Australian surveyor (1890–1942)

Major William Francis Noel Bridges (30 January 1890 - 28 February 1942) was an Australian surveyor and the sixth Surveyor General of the Federated Malay States between 1938 and 1942.

William Francis Noel Bridges was born on 30 January 1890 at Middle Head, New South Wales, Australia, the second son and fourth of seven children, of Sir William Throsby Bridges and Edith Lilian née Francis (1862–1926). He was educated at Melbourne Grammar School and Trinity College before attending Melbourne University.

In September 1912 he joined the Survey Department of the Federated Malay States, eventually being promoted to Assistant Superintendent of Surveys. Following the outbreak of World War I he travelled independently to England and joined the Royal Northumberland Fusiliers, he subsequently enlisted in Australian Imperial Force on 23 August 1915. On 23 October 1915 he was promoted to Captain 2nd Australian Division Headquarters.

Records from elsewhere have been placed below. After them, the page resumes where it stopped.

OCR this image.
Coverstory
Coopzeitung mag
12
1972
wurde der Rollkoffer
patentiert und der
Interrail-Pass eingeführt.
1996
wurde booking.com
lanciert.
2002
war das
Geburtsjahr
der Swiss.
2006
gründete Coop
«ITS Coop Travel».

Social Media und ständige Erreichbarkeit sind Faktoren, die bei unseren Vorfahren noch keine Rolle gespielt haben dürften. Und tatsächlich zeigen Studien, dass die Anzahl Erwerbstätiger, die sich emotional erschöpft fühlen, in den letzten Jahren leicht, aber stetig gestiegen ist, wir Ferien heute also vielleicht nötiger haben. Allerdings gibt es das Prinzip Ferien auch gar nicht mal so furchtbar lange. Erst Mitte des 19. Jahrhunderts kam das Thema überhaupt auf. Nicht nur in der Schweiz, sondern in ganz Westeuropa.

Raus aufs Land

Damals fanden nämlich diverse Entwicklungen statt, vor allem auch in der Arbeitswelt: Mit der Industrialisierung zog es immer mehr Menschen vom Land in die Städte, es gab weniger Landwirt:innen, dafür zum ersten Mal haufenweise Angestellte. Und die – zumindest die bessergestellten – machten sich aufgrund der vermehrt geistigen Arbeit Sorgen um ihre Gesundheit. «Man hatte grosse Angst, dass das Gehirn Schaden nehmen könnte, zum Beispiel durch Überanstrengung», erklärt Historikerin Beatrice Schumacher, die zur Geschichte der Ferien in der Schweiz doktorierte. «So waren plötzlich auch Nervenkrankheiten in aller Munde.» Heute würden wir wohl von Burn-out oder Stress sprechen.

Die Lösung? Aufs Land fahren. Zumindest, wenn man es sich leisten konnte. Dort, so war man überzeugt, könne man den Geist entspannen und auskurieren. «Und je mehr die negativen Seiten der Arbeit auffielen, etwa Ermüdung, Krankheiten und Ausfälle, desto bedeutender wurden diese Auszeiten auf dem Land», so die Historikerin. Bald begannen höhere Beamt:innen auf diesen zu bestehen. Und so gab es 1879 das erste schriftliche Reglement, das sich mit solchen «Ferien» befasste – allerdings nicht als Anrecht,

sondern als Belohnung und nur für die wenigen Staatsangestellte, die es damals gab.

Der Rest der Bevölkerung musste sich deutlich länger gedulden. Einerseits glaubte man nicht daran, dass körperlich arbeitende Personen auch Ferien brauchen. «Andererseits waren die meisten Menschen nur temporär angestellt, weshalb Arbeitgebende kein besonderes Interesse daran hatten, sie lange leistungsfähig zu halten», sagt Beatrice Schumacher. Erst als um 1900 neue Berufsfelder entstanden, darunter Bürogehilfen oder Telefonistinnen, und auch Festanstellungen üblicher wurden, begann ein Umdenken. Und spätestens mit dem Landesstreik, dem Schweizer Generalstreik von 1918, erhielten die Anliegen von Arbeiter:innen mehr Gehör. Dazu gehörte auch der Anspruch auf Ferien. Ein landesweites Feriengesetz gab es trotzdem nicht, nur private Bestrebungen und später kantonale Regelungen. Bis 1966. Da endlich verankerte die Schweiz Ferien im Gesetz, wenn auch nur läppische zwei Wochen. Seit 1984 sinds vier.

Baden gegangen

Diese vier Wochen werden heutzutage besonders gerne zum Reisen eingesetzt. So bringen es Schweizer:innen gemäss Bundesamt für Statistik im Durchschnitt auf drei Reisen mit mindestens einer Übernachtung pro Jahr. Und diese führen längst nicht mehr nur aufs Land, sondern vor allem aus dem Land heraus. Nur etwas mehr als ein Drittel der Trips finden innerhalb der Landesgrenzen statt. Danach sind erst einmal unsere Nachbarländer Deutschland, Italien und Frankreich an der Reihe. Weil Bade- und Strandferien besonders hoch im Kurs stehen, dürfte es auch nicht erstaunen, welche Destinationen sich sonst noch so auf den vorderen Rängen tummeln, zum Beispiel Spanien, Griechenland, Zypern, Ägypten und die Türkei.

On 1 November 1916 he was promoted to Major and on 19 July 1917 to Brigadier Major.

He married Doris Frances Graham-Bonar French (1890-1967) on 27 November 1917 at Hendon, Middlesex, England.

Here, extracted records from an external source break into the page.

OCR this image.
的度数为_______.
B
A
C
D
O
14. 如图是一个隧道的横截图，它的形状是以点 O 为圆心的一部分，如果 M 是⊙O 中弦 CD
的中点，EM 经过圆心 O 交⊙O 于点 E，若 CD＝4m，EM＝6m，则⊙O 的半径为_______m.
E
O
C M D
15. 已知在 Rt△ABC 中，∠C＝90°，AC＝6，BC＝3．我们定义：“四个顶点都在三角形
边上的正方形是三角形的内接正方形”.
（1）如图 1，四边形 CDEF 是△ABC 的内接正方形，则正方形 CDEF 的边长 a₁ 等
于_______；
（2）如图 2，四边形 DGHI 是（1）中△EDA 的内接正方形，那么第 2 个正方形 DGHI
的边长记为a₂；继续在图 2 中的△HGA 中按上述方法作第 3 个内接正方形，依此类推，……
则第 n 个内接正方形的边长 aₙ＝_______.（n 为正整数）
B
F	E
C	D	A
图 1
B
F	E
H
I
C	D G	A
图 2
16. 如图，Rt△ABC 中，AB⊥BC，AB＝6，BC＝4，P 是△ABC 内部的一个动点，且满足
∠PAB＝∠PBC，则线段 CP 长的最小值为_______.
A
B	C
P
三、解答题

Bridges served at Gallipoli and on the Western Front, with the 25th Australian Infantry Battalion, where he was wounded in Flanders on 12 August 1918. He was awarded the Distinguished Service Order on 27 December 1917.

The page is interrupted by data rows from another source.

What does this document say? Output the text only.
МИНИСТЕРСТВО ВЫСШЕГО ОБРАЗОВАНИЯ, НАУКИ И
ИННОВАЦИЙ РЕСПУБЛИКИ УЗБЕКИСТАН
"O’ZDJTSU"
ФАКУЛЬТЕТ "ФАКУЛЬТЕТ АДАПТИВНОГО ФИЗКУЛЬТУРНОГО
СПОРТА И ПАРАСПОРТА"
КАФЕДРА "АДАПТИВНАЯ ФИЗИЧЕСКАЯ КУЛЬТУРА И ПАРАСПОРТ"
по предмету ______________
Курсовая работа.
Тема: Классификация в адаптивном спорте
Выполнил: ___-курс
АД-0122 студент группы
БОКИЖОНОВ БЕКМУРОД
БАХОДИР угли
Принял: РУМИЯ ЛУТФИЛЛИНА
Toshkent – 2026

Following the end of World War I he resigned his appointment was demobilised on 21 March 1919 and returned to his post-war position in Malaysia. He was appointed Surveyor General of Malaysia on 27 March 1938.

In 1941 he was appointed Director of Military Surveys, Malaya. Bridges served a Lieutenant Colonel in the Federated Malay States Volunteer Force.

During the Fall of Singapore Bridges along with a number of senior staff from the Malayan Survey Department, boarded the SS. Ban Ho Guan, evacuating Padang before it fell to the Japanese. The ship was sunk, possibly by a Japanese submarine, on 28 February or 1 March 1942.